Continua il braccio di ferro sindacati-Unité Mont-Émilius sui servizi alla persona (©Unité Mont-Émilius) - La Giunta dell'Unité des Communes valdôtaines du Mont-Émilius nella consiliatura 2020/25

Il giudice del lavoro del Tribunale di Aosta ha sospeso la validità della delibera adottata dall’Unité des Communes valdôtaines du Mont-Émilius il 16 dicembre 2020, quale atto di indirizzo per l’esternalizzazione dei servizi alla persona.

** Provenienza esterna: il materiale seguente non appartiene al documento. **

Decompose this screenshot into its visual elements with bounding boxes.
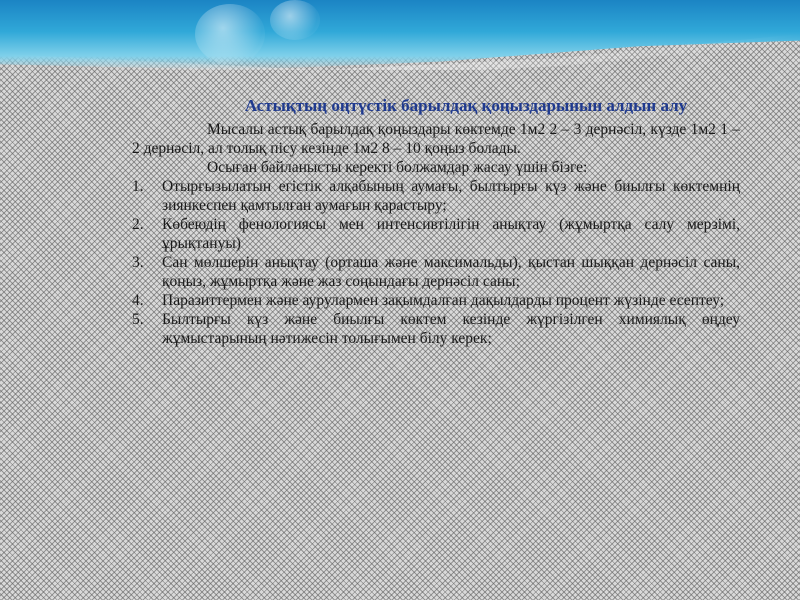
list-text: Былтырғы күз және биылғы көктем кезінде жүргізілген химиялық өңдеу жұмыстарының нәтижесін толығымен білу керек; <box>162 311 740 347</box>
list-number: 5. <box>132 311 144 328</box>
list-item <box>132 253 740 291</box>
list-item <box>132 215 740 253</box>
watermark-logo <box>195 4 265 64</box>
list-number: 3. <box>132 254 144 271</box>
list-number: 2. <box>132 216 144 233</box>
slide-title: Астықтың оңтүстік барылдақ қоңыздарынын алдын алу <box>244 96 688 115</box>
list-text: Отырғызылатын егістік алқабының аумағы, былтырғы күз және биылғы көктемнің зиянкеспен қамтылған аумағын қарастыру; <box>162 178 740 214</box>
slide-content <box>132 96 740 348</box>
list-item <box>132 310 740 348</box>
paragraph-1: Мысалы астық барылдақ қоңыздары көктемде 1м2 2 – 3 дернәсіл, күзде 1м2 1 – 2 дернәсіл, ал толық пісу кезінде 1м2 8 – 10 қоңыз болады. <box>132 121 740 157</box>
list-item <box>132 291 740 310</box>
list-number: 4. <box>132 292 144 309</box>
list-number: 1. <box>132 178 144 195</box>
paragraph-2: Осыған байланысты керекті болжамдар жасау үшін бізге: <box>207 159 588 176</box>
list-text: Көбеюдің фенологиясы мен интенсивтілігін анықтау (жұмыртқа салу мерзімі, ұрықтануы) <box>162 216 740 252</box>
list-text: Паразиттермен және аурулармен зақымдалған дақылдарды процент жүзінде есептеу; <box>162 292 725 309</box>
requirements-list <box>132 177 740 348</box>
list-item <box>132 177 740 215</box>
watermark-logo-small <box>270 0 320 40</box>
list-text: Сан мөлшерін анықтау (орташа және максимальды), қыстан шыққан дернәсіл саны, қоңыз, жұмыртқа және жаз соңындағы дернәсіл саны; <box>162 254 740 290</box>
header-banner <box>0 0 800 70</box>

L’opposizione era stata presentata dalle Funzioni Pubbliche di Cgil, CISL e Uil, che avevano accusato l’Unité di comportamento antisindacale: «L’Unité ha deliberato senza neppure confrontarsi con noi e le nostre organizzazioni sindacali non vedono di buon occhio l’esternalizzazione di un servizio pubblico a favore dei privati. Non capiamo quale sia il modus operandi dell’Ente, a parte l’atteggiamento intriso di superbia, che ha con noi – e di conseguenza con i lavoratori-. Quale sia la motivazione vera di esternalizzare i servizi assistenziali ci sfugge, tenendo conto che per ammissione dell’Ente stesso non pare sia dovuto a una questione economica. Esternalizzare un servizio assistenziale a un privato, a discapito del pubblico, comporterebbe disagi sia per le lavoratrici sia per i lavoratori e di riflesso verso gli utenti, che usufruiscono del servizio. Non potevamo far altro che evidenziare come l’atteggiamento dell’Ente fosse antisindacale».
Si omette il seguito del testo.